Here is what to do when staff at a medical centre have indicated that they did not want to be vaccinated against Covid-19. The recent medicolegal enquiry reached us before the result of two cases of job loss resulting from refusal to be vaccinated being challenged in the High Court and by the government’s announcement of a new legislation outlining workplace vaccination requirements (Covid-19 Public Health Response (Vaccinations) Order 2021).

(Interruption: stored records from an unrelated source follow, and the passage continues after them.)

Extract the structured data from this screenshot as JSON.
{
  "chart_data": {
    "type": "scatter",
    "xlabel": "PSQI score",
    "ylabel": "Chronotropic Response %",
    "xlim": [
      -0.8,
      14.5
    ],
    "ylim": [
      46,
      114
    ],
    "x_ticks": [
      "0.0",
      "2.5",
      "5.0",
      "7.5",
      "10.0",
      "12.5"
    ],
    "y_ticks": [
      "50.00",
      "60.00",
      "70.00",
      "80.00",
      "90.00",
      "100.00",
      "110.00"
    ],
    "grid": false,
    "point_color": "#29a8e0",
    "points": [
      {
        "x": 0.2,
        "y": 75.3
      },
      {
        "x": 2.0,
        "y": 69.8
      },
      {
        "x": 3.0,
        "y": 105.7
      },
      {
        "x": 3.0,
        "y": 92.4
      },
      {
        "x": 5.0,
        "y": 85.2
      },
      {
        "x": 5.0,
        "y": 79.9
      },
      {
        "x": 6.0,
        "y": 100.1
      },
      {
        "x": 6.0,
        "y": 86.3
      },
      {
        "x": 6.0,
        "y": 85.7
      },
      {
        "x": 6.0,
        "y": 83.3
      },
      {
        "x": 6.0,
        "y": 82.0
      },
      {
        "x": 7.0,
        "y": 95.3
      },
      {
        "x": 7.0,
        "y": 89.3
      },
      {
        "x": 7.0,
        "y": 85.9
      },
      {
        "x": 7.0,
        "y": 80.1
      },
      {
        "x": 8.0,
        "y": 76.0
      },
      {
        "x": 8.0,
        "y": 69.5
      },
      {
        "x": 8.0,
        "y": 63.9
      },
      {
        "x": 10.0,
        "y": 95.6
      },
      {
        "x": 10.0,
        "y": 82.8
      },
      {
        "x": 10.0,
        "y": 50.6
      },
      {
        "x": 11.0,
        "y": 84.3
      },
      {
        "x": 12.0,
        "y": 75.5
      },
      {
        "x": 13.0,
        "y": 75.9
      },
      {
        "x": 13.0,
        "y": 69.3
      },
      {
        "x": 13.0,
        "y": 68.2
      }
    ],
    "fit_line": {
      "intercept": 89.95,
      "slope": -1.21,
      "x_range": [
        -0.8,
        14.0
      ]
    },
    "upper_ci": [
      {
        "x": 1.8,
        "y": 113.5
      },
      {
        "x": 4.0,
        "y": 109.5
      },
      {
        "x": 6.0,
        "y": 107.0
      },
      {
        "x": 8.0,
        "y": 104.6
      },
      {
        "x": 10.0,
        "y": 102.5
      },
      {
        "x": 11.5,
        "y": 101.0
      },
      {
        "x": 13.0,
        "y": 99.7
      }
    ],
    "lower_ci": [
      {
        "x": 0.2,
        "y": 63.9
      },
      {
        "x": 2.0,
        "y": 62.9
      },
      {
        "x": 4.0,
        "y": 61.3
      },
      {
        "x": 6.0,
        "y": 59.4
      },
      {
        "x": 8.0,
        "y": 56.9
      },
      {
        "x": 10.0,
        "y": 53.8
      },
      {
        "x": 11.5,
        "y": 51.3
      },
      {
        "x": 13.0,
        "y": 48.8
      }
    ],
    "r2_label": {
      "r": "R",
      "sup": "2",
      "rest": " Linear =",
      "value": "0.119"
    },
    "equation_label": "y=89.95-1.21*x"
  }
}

So where are we at? A recent Government Order, which legally came into effect at 11:59pm in October 2021, requires all regulated health practitioners including those in non-clinical roles to be vaccinated. This requires those workers to be fully vaccinated by 1st of January 2022.
High Court Case 1
Does this breach Human Rights?
Justice Churchman found “To the extent that the order infringed the rights protected by ss 11 and 19 of the New Zealand Bill of Rights Act, the infringement was no more than was justified in a free and democratic society. In judicial review proceedings it was not appropriate for the court to second-guess the policy decisions made by the minister. Those decisions were logical and rational on the basis of the available evidence - Balancing human rights in a Covid environment
The Government measures to combat Covid-19 are extraordinary and place significant restrictions on New Zealanders’ human rights. Even during a pandemic, everyone has human rights and freedoms under the New Zealand Bill of Rights Act and the Human Rights Act. However, there are times when limiting these rights and freedoms can be justified under section 5 of the New Zealand Bill of Rights Act.
The Covid-19 pandemic raises complex questions about when these restrictions are justified, and where the balance lies between individual rights and freedoms and the right to health, which includes public health and safety. The right to health is a human right protected under both the Universal Declaration of Human Rights and the International Covenant on Economic, Social and Cultural Rights (ICESCR), which New Zealand is a State party to.
In fact, under the ICESCR, States must take necessary steps to prevent, treat and control epidemic diseases in order to realise the right to health. The Committee on Economic, Social and Cultural Rights, the UN treaty body for the ICESCR, has emphasised that States must ensure public health measures are reasonable and proportionate to protect all human rights.
A recent case in the High Court provides a useful example of how the Courts approach these questions. The case was a judicial review of the COVID-19 Public Health Response (Vaccinations) Order 2021 by a former Customs worker who lost their job after they refused to get vaccinated for Covid-19. As part of the judicial review, the High Court considered whether the Order infringed on the right to be free from discrimination under the New Zealand Bill of Rights Act.
Ultimately, the High Court decided that it did not. In coming to this conclusion, the judge wrote “the Court’s task in this case is to balance the benefit of the vaccine and the risk of being unvaccinated against any discrimination in relation to those affected".
The judge went on to say that if the benefits of the vaccine outweighed the potential discrimination against the affected employee, then the limitation of rights under the Order was proportionate and justified under the New Zealand Bill of Rights Act. In this case, the judge decided the scientific support for the vaccine and the benefits of the Order to the wider community outweighed any potential discrimination against that employee.
This approach to balancing rights will of course depend on the particular issue and context. For example, the Human Rights Act applies differently to public decision-makers compared to private entities, such as businesses. What is ultimately important is that human rights guide decision-making, whether by government decision-makers or businesses. The Human Rights Commission encourages businesses, service providers and employers to seek legal advice to ensure their Covid-19 policies do not breach the rights of others.
High Court Case 2
This case involved four aviation security personnel who lost their jobs for not getting vaccinated and is still before the court at time of writing.
For non-regulated health workers, WorkSafe has published guidelines for businesses with regards to when workers need to be vaccinated.
https://www.employment.govt.nz/leave-and-holidays/ other-types-of-leave/coronavirus-workplace/covid-19-vaccination-and-employment/ coronavirus-workplace/covid-19-Vaccines and the workplace » Employment New Zealand
We have noted law firms are following this issue closely, so it is worth watching sites such as LinkedIn or local employment law firm’s websites.